Jünger gehörte zu der Jugend, die mit sechzehn Jahren auf und davon lief. »Der vielen jungen Herzen wohlbekannte Zustand der Heimatlosigkeit inmitten einer engen, durch Erziehung und bürgerliche Gewohnheiten mit mancherlei Stoffblenden künstlich verspannten Welt« war es, der ihn nach Afrika forttrieb. Sicher hat er Rimbaud, den er heute als Bruder im Geist verehrt, damals noch nicht gekannt. Rimbaud ist der erste dieser fanatischen Durchbrenner gewesen. Gide schrieb ihre Legende: In »Le Retour de l'Enfant prodigue« wird der biblische Sinn zu einer tollkühnen Deutung verrückt. Da ist der Sohn, der verloren geglaubte, zurückgekehrt in das Haus seines Vaters, nicht aus Sehnsucht, sondern aus Schwäche, aus Mutlosigkeit. Draußen brandet noch immer das gefährliche, prachtvolle Leben. Und nun ist's der jüngere Bruder, der aufbricht, müde der häuslichen Sicherheit, um sich der Flut des Lebens entgegenzustürzen. »Möge es dir gelingen, nicht wiederzukommen!« ruft der Zurückgekehrte ihm nach.

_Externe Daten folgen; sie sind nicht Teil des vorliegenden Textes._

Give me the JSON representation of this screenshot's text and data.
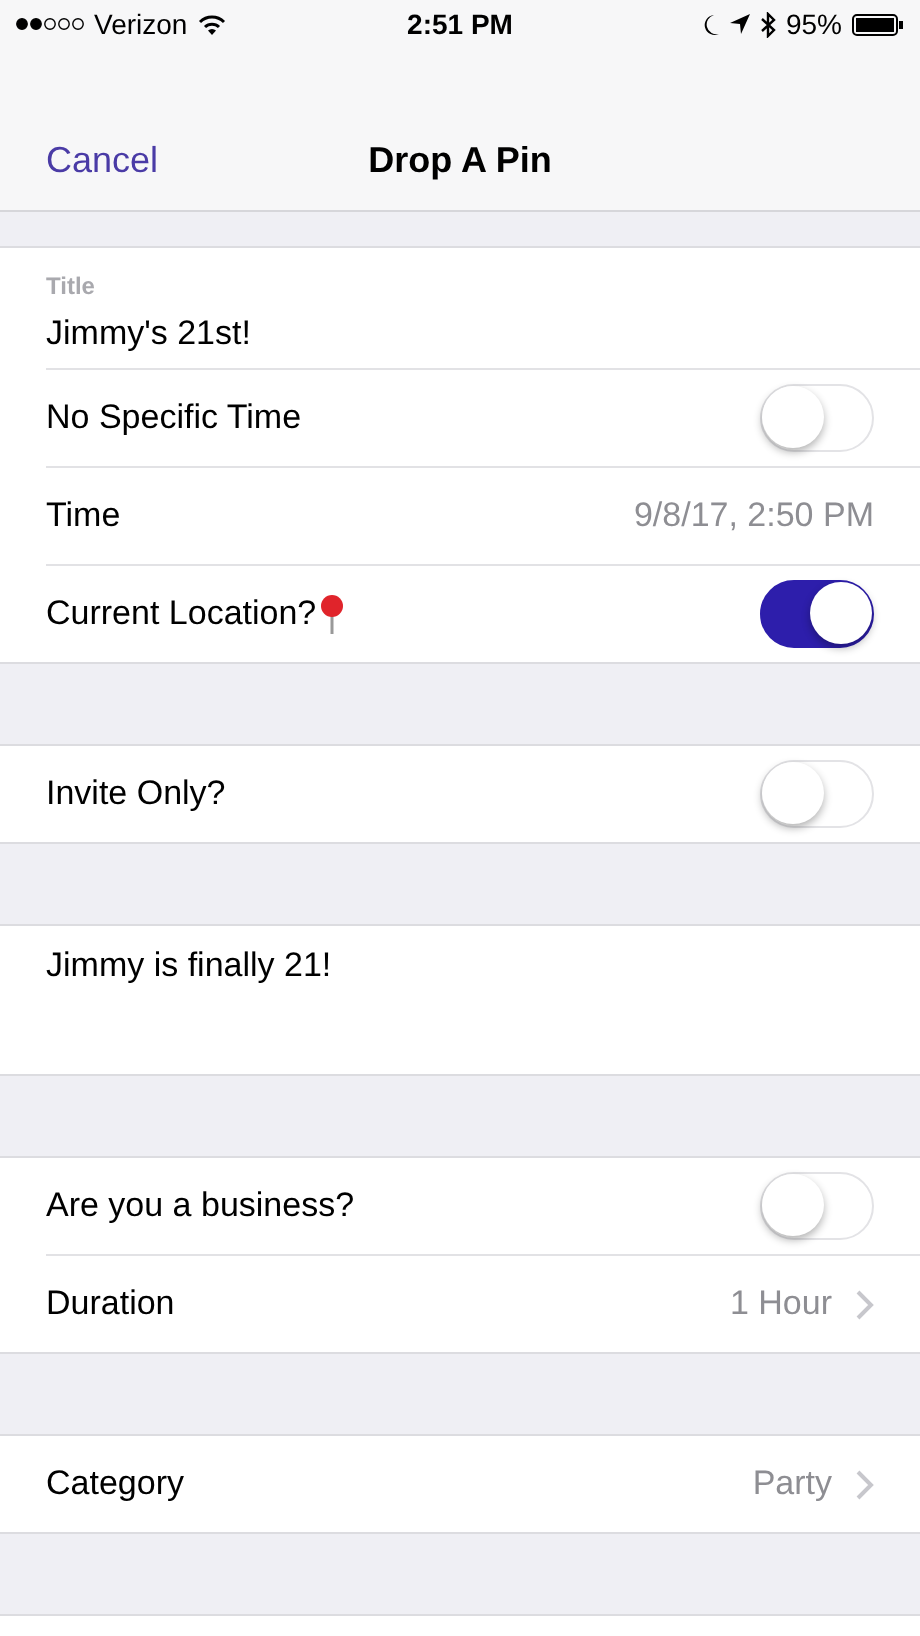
{
  "status_bar": {
    "carrier": "Verizon",
    "time": "2:51 PM",
    "battery": "95%"
  },
  "nav": {
    "left": "Cancel",
    "title": "Drop A Pin"
  },
  "sections": [
    {
      "rows": [
        {
          "kind": "field",
          "label": "Title",
          "value": "Jimmy's 21st!"
        },
        {
          "kind": "toggle",
          "label": "No Specific Time",
          "on": false
        },
        {
          "kind": "value",
          "label": "Time",
          "value": "9/8/17, 2:50 PM"
        },
        {
          "kind": "toggle",
          "label": "Current Location?",
          "pin": true,
          "on": true
        }
      ]
    },
    {
      "rows": [
        {
          "kind": "toggle",
          "label": "Invite Only?",
          "on": false
        }
      ]
    },
    {
      "rows": [
        {
          "kind": "note",
          "value": "Jimmy is finally 21!"
        }
      ]
    },
    {
      "rows": [
        {
          "kind": "toggle",
          "label": "Are you a business?",
          "on": false
        },
        {
          "kind": "disclosure",
          "label": "Duration",
          "value": "1 Hour"
        }
      ]
    },
    {
      "rows": [
        {
          "kind": "disclosure",
          "label": "Category",
          "value": "Party"
        }
      ]
    }
  ]
}
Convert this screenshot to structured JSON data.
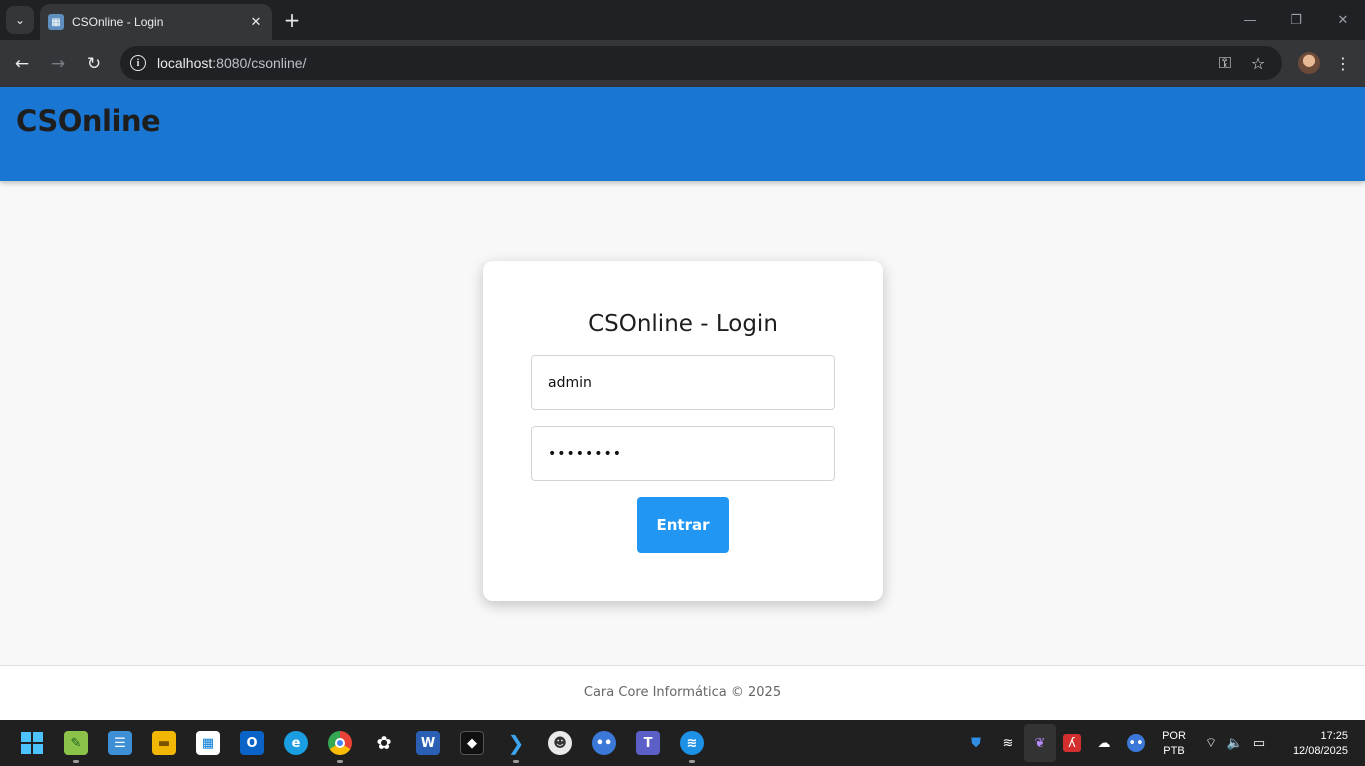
{
  "browser": {
    "tab_title": "CSOnline - Login",
    "url_host": "localhost",
    "url_rest": ":8080/csonline/"
  },
  "app": {
    "title": "CSOnline"
  },
  "login": {
    "title": "CSOnline - Login",
    "username_value": "admin",
    "password_mask": "••••••••",
    "submit_label": "Entrar"
  },
  "footer": {
    "text": "Cara Core Informática © 2025"
  },
  "taskbar": {
    "language_line1": "POR",
    "language_line2": "PTB",
    "time": "17:25",
    "date": "12/08/2025",
    "apps": [
      "start-icon",
      "notepad-plus-icon",
      "notepad-icon",
      "file-explorer-icon",
      "microsoft-store-icon",
      "outlook-icon",
      "edge-icon",
      "chrome-icon",
      "chatgpt-icon",
      "word-icon",
      "cube-app-icon",
      "vscode-icon",
      "eclipse-icon",
      "dots-app-icon",
      "teams-icon",
      "docker-icon"
    ]
  },
  "colors": {
    "header_blue": "#1976d2",
    "button_blue": "#2196f3"
  }
}
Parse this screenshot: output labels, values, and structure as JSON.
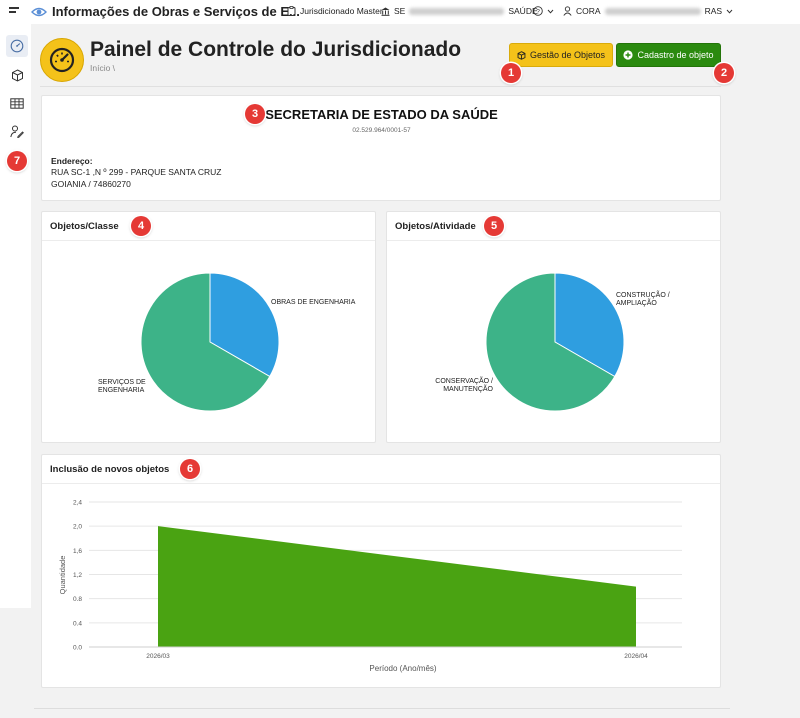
{
  "topbar": {
    "app_title": "Informações de Obras e Serviços de E...",
    "profile": "Jurisdicionado Master",
    "org_prefix": "SE",
    "org_suffix": "SAÚDE",
    "user_prefix": "CORA",
    "user_suffix": "RAS"
  },
  "header": {
    "title": "Painel de Controle do Jurisdicionado",
    "breadcrumb": "Início  \\",
    "btn_gestao": "Gestão de Objetos",
    "btn_cadastro": "Cadastro de objeto"
  },
  "org": {
    "name": "SECRETARIA DE ESTADO DA SAÚDE",
    "cnpj": "02.529.964/0001-57",
    "address_label": "Endereço:",
    "address_line1": "RUA SC-1 ,N º 299 - PARQUE SANTA CRUZ",
    "address_line2": "GOIANIA / 74860270"
  },
  "charts_titles": {
    "classe": "Objetos/Classe",
    "atividade": "Objetos/Atividade",
    "inclusao": "Inclusão de novos objetos"
  },
  "markers": [
    "1",
    "2",
    "3",
    "4",
    "5",
    "6",
    "7"
  ],
  "colors": {
    "blue": "#2f9ee0",
    "green": "#3db388",
    "area": "#4aa312",
    "yellow": "#f4c21a",
    "dark_green": "#2b8a0f",
    "marker_red": "#e53935"
  },
  "chart_data": [
    {
      "type": "pie",
      "title": "Objetos/Classe",
      "slices": [
        {
          "label": "OBRAS DE ENGENHARIA",
          "value": 1,
          "color": "#2f9ee0"
        },
        {
          "label": "SERVIÇOS DE ENGENHARIA",
          "value": 2,
          "color": "#3db388"
        }
      ]
    },
    {
      "type": "pie",
      "title": "Objetos/Atividade",
      "slices": [
        {
          "label": "CONSTRUÇÃO / AMPLIAÇÃO",
          "value": 1,
          "color": "#2f9ee0"
        },
        {
          "label": "CONSERVAÇÃO / MANUTENÇÃO",
          "value": 2,
          "color": "#3db388"
        }
      ]
    },
    {
      "type": "area",
      "title": "Inclusão de novos objetos",
      "xlabel": "Período (Ano/mês)",
      "ylabel": "Quantidade",
      "x": [
        "2026/03",
        "2026/04"
      ],
      "values": [
        2,
        1
      ],
      "ylim": [
        0,
        2.4
      ],
      "yticks": [
        "0.0",
        "0.4",
        "0.8",
        "1,2",
        "1,6",
        "2,0",
        "2,4"
      ],
      "grid": true
    }
  ]
}
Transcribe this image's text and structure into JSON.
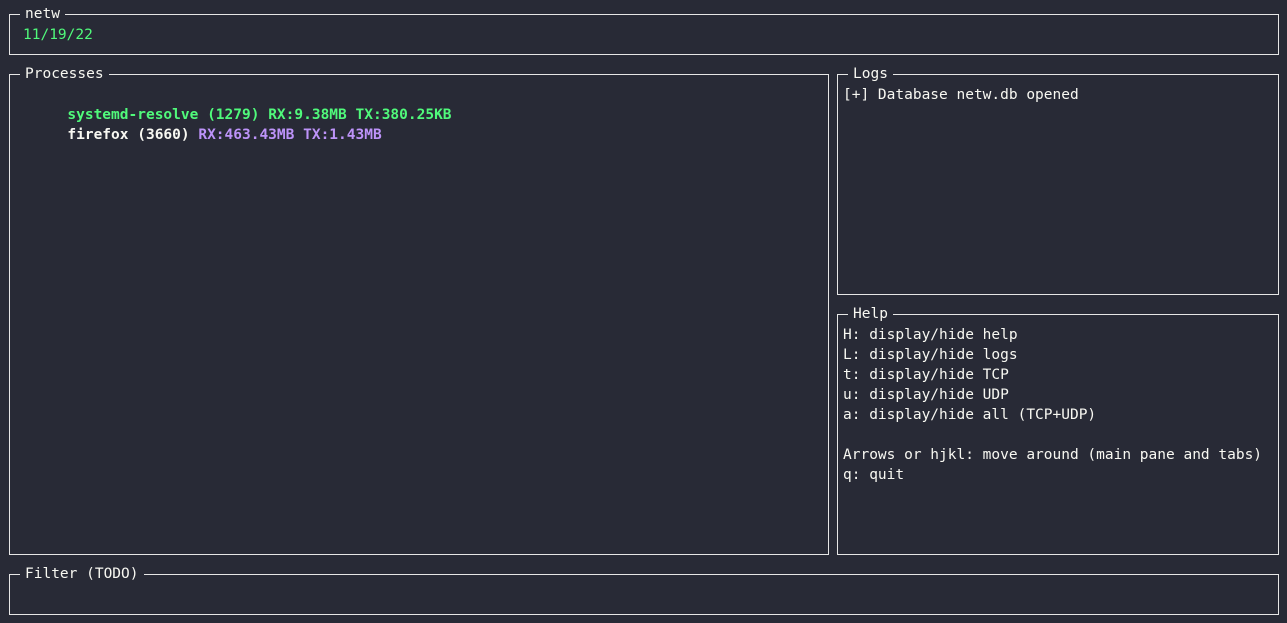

Denken und die aus ihm entstehende Einsicht in eine angebliche Ordnung der Welt, das Feststellen von Gesetzen – es ist vielleicht doch nur ein Mittel des Menschen, durch das er sein Dasein gegen die Bedrohung des Lebens feit. Er denkt, um Sicherung zu erhalten. Der Religiöse erlangt sie, indem er das Leben metaphysisch bezieht. Ihn kann es niemals bestürzen. Auch das Gräßlichste, das ihm geschieht, ist für ihn in eine Ordnung eingebunden; bestärkt ihn in seinem Glauben, demzufolge er sich noch im Untergang jenseits gesichert weiß.
Anders der Bürger. Der Bürger als Rationalist par excellence, der seine Sicherheiten im Diesseits sich schafft. Es fällt ihm nicht leicht. Da er sein Leben als einen nützlichen Vorgang betrachtet, das Leben aber an sich sowohl dienlich als auch äußerst gefährlich sein kann, darf er es nur mit Vorsicht gebrauchen. Die rationalistische Sicherung wird zum Verzicht auf die Ganzheit des Daseins. Je größer die Sicherheit, desto geringer die Anteilnahme, die der bürgerliche Mensch, im Unterschied zum religiösen, am Leben besitzt.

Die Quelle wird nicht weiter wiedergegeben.